Almost the only aspect of being paid to write columns that is not highly pleasurable is being scooped. In journalistic parlance, to be scooped in news is to be beaten to a story – and to be scooped in views is to be beaten to an argument.
That my esteemed colleague Dominic Lawson is cleverer than me has long been a source of anguish. But when he wrote in this newspaper on Tuesday that our national anthem should be replaced on musical grounds and that Gustav Holst's "I Vow to Thee My Country" is a fine candidate for the vacancy, the pain became intolerable. I have wanted to write the same thing for weeks.
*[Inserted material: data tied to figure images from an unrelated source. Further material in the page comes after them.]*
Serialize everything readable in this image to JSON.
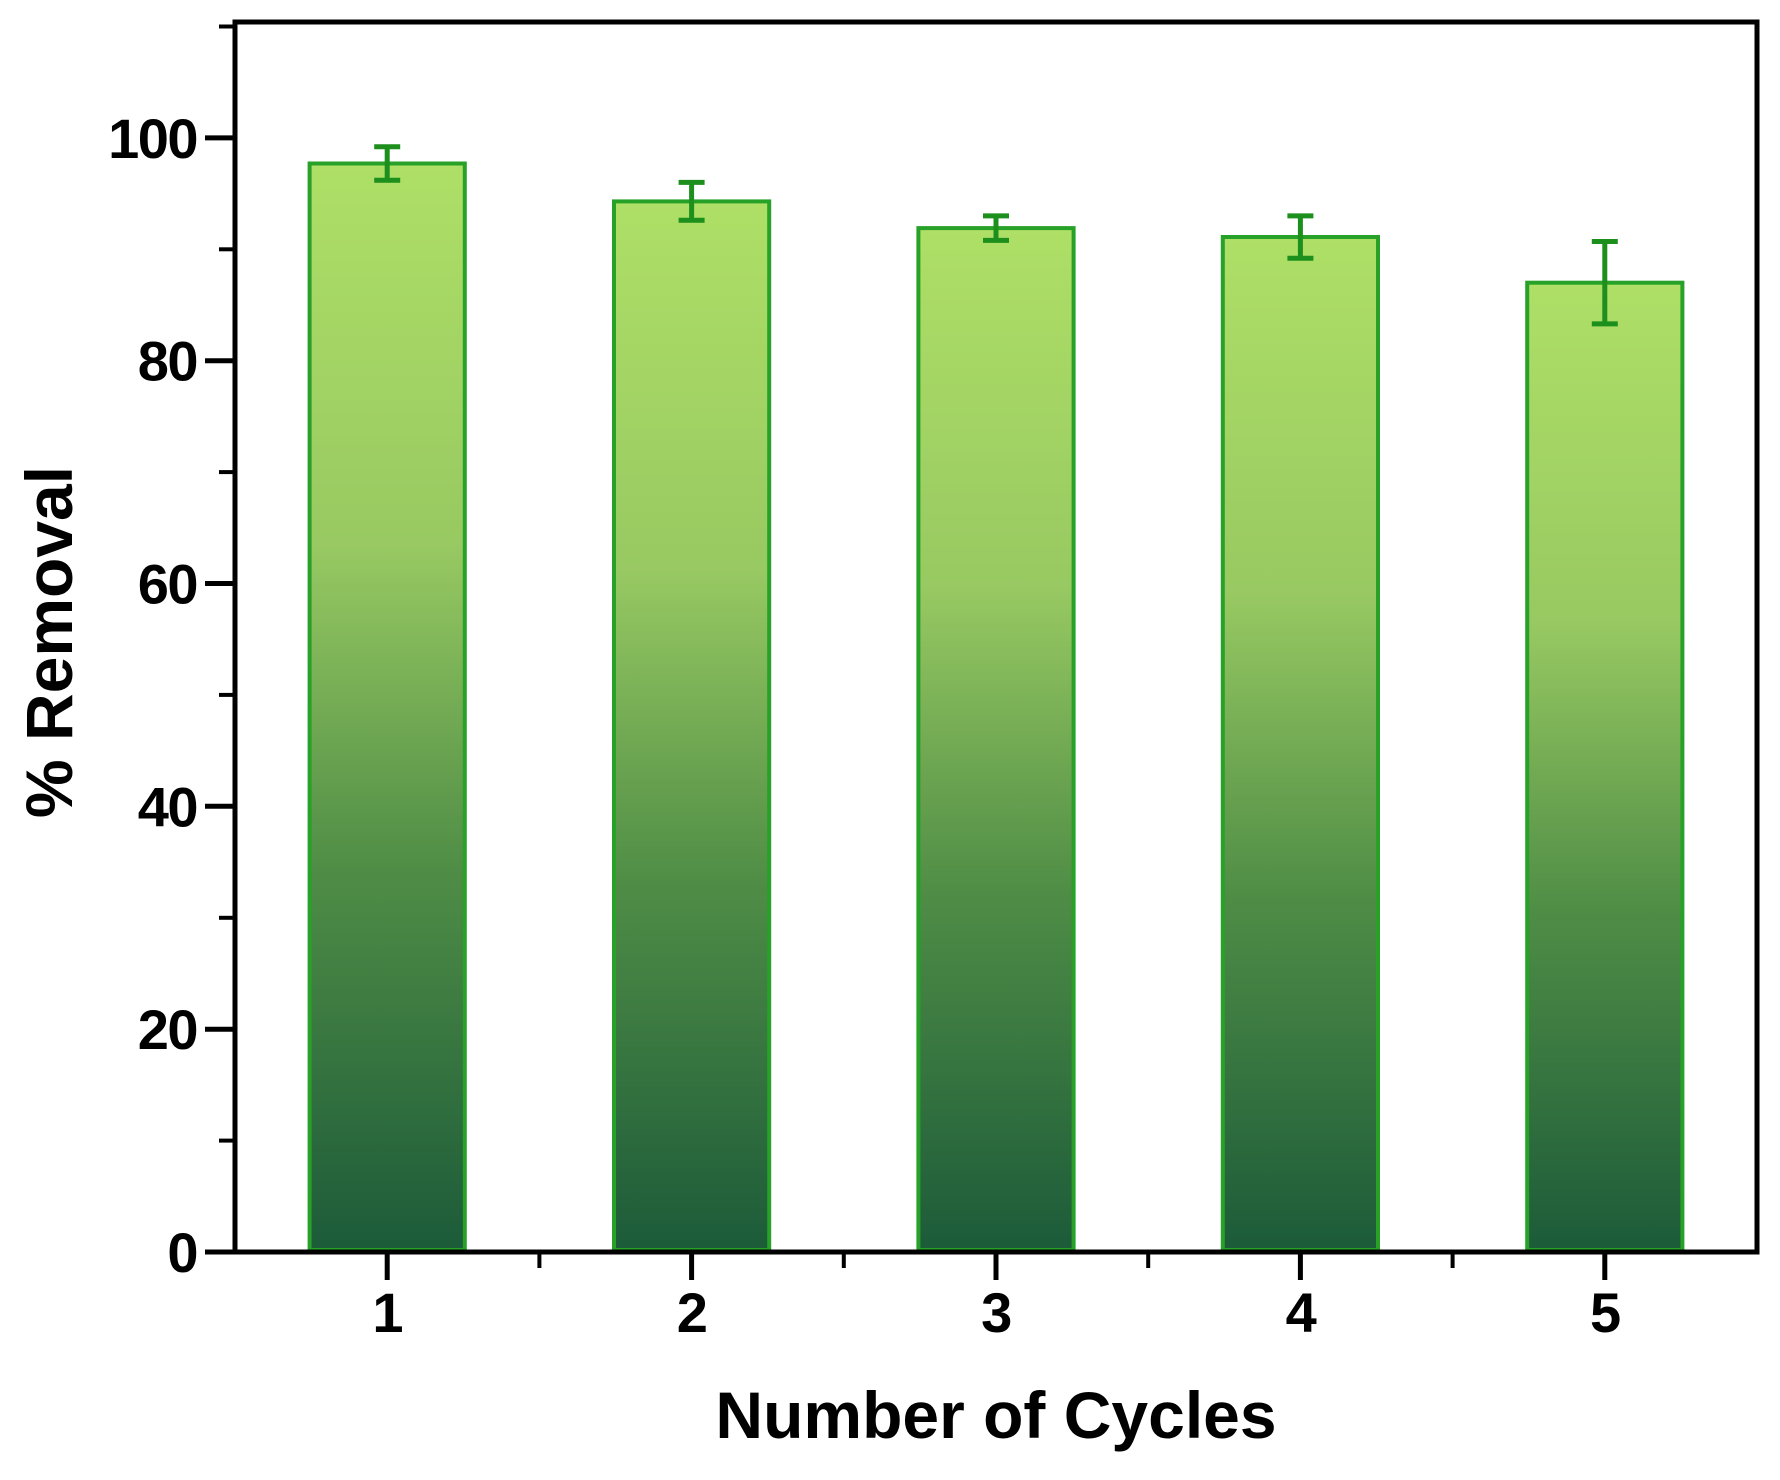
{
  "figure": {
    "background": "#ffffff",
    "description": "Recyclability bar chart: percent removal versus number of cycles with error bars"
  },
  "chart_data": {
    "type": "bar",
    "title": "",
    "xlabel": "Number of Cycles",
    "ylabel": "% Removal",
    "categories": [
      "1",
      "2",
      "3",
      "4",
      "5"
    ],
    "series": [
      {
        "name": "% Removal",
        "values": [
          97.7,
          94.3,
          91.9,
          91.1,
          87.0
        ],
        "errors": [
          1.5,
          1.7,
          1.1,
          1.9,
          3.7
        ]
      }
    ],
    "ylim": [
      0,
      110.4
    ],
    "y_major_ticks": [
      0,
      20,
      40,
      60,
      80,
      100
    ],
    "y_minor_tick_step": 10,
    "x_minor_ticks_between_categories": true,
    "grid": false,
    "legend_visible": false,
    "bar_width_fraction": 0.51,
    "colors": {
      "bar_gradient_top": "#aedf66",
      "bar_gradient_upper_mid": "#98c962",
      "bar_gradient_lower_mid": "#4f8d46",
      "bar_gradient_bottom": "#1c5b39",
      "bar_border": "#27a127",
      "error_bar": "#1d8f1d",
      "axis": "#000000",
      "text": "#000000"
    }
  }
}
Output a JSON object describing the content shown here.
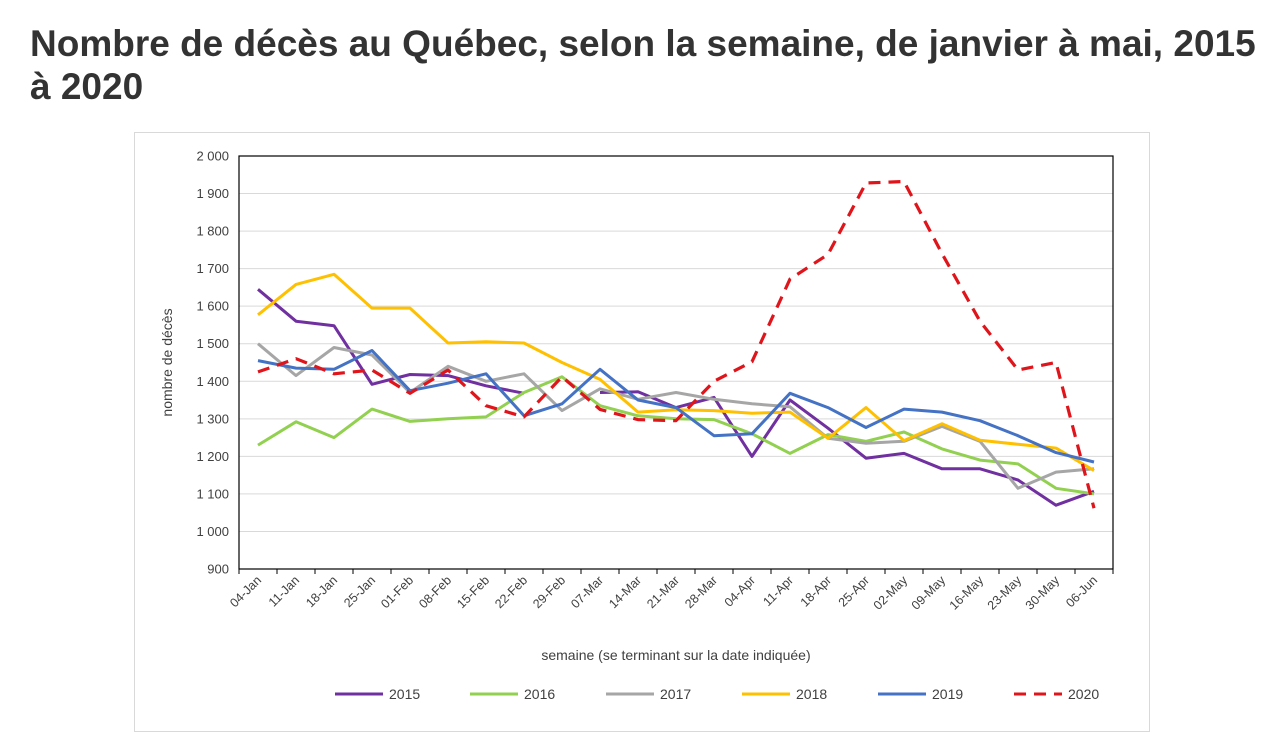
{
  "title": "Nombre de décès au Québec, selon la semaine, de janvier à mai, 2015 à 2020",
  "chart_data": {
    "type": "line",
    "xlabel": "semaine (se terminant sur la date indiquée)",
    "ylabel": "nombre de décès",
    "ylim": [
      900,
      2000
    ],
    "yticks": [
      900,
      1000,
      1100,
      1200,
      1300,
      1400,
      1500,
      1600,
      1700,
      1800,
      1900,
      2000
    ],
    "ytick_labels": [
      "900",
      "1 000",
      "1 100",
      "1 200",
      "1 300",
      "1 400",
      "1 500",
      "1 600",
      "1 700",
      "1 800",
      "1 900",
      "2 000"
    ],
    "categories": [
      "04-Jan",
      "11-Jan",
      "18-Jan",
      "25-Jan",
      "01-Feb",
      "08-Feb",
      "15-Feb",
      "22-Feb",
      "29-Feb",
      "07-Mar",
      "14-Mar",
      "21-Mar",
      "28-Mar",
      "04-Apr",
      "11-Apr",
      "18-Apr",
      "25-Apr",
      "02-May",
      "09-May",
      "16-May",
      "23-May",
      "30-May",
      "06-Jun"
    ],
    "grid": "horizontal",
    "legend_position": "bottom",
    "series": [
      {
        "name": "2015",
        "color": "#7030a0",
        "dashed": false,
        "values": [
          1645,
          1560,
          1548,
          1392,
          1418,
          1415,
          1388,
          1368,
          null,
          1370,
          1372,
          1330,
          1357,
          1200,
          1350,
          1275,
          1195,
          1208,
          1167,
          1167,
          1137,
          1070,
          1107
        ]
      },
      {
        "name": "2016",
        "color": "#92d050",
        "dashed": false,
        "values": [
          1230,
          1292,
          1250,
          1326,
          1293,
          1300,
          1305,
          1370,
          1412,
          1335,
          1308,
          1300,
          1298,
          1260,
          1208,
          1258,
          1240,
          1265,
          1220,
          1190,
          1180,
          1115,
          1100
        ]
      },
      {
        "name": "2017",
        "color": "#a6a6a6",
        "dashed": false,
        "values": [
          1500,
          1415,
          1490,
          1470,
          1370,
          1440,
          1400,
          1420,
          1322,
          1380,
          1352,
          1370,
          1352,
          1340,
          1332,
          1248,
          1235,
          1240,
          1280,
          1240,
          1115,
          1158,
          1167
        ]
      },
      {
        "name": "2018",
        "color": "#ffc000",
        "dashed": false,
        "values": [
          1577,
          1658,
          1685,
          1595,
          1595,
          1502,
          1505,
          1502,
          1450,
          1405,
          1318,
          1324,
          1322,
          1315,
          1318,
          1248,
          1330,
          1242,
          1287,
          1243,
          1232,
          1222,
          1162
        ]
      },
      {
        "name": "2019",
        "color": "#4472c4",
        "dashed": false,
        "values": [
          1455,
          1435,
          1432,
          1482,
          1375,
          1395,
          1420,
          1308,
          1340,
          1432,
          1350,
          1330,
          1255,
          1260,
          1368,
          1330,
          1277,
          1326,
          1318,
          1295,
          1255,
          1210,
          1185
        ]
      },
      {
        "name": "2020",
        "color": "#e0151b",
        "dashed": true,
        "values": [
          1425,
          1460,
          1420,
          1430,
          1368,
          1430,
          1335,
          1305,
          1412,
          1325,
          1298,
          1295,
          1400,
          1452,
          1672,
          1738,
          1928,
          1932,
          1740,
          1560,
          1430,
          1450,
          1062
        ]
      }
    ]
  }
}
"God Save the Queen" is a musically immature nonsense and that our national anthem should enshrine a subservience, to the Saxe-Coburg-Gothas and a dictator in the sky who doesn't even exist, is of course a source of national shame. But Dominic covered all that.
So today, let me make some alternative recommendations. Where he specialises in classical, I'm a reggae man. Here are five reggae anthems that could inspire a nation.
1. Vybz Kartel – Clarks
With his seminal lyric "Toothbrush get out di dust fast / Everybody haffi ask weh mi get mi Clarks", Vybz articulates the passions of our rioting youth and the aspirationalism of New Labour.
2. The Wailers – Small Axe
Bob Marley sang: "So if you are the big tree, we are the small axe, ready to cut you down". This is really a metaphor for how the Coalition wishes to chip away at our staggering national debt.
3. Dillinger – Loving Pauper
One of my desert island discs. The lyrics: "Financially I'm a pauper, but when it comes to loving I'm alright" might as well be the slogan of the Big Society.
4. Sizzla – Solid As A Rock
What is this song's constant riff: "I'm so solid as a rock, they just can't stop me now", if not the perfect reminder of George Osborne's claim that the UK, with its low interest rates, is a "rock of stability"?
5. Horace Andy – Skylarking
Andy mellifluously sang: "So if you all keep on doing what you all are doing / You will end up, up, up in jail… skylarking." Fraudulent bankers, expense-fiddling politicians and even former News of the World journalists will all feel a sense of connection with these fine lyrics.